It is a reasonable question, and one to which a provisional answer may be found, whether the drift of circumstances in the present and for the immediate future may be counted on to set in the direction of a progressive neutralisation of the character spoken of above, and therefore possibly toward a perpetuation of that peace that is to follow the present season of war. So also is it an open and interesting question whether the drift in that direc-


(220) -tion, if such is the set of it, can be counted on to prove sufficiently swift and massive, so as not to be overtaken and overborne by the push of agencies that make for dissension and warlike enterprise.

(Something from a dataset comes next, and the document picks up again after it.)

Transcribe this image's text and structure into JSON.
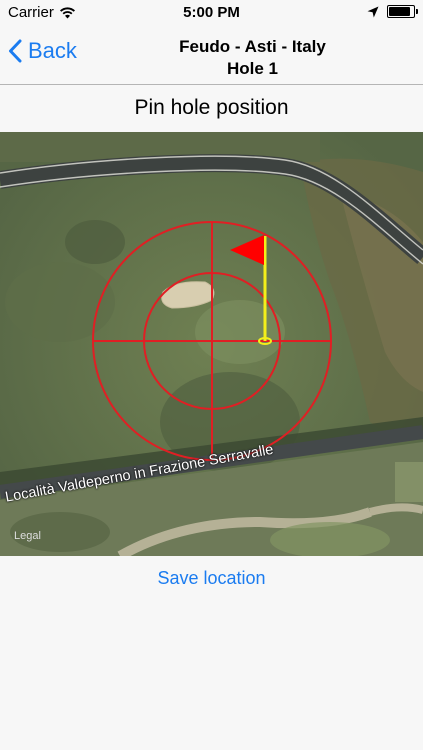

Anything like a categorical answer to these questions would have to be a work of vaticination or of effrontery, -possibly as much to the point the one as the other. But there are certain conditions precedent to a lasting peace as the outcome of events now in train, and there are certain definable contingencies conditioned on such current facts as the existing state of the industrial arts and the state of popular sentiment, together with the conjuncture of circumstances under which these factors will come into action.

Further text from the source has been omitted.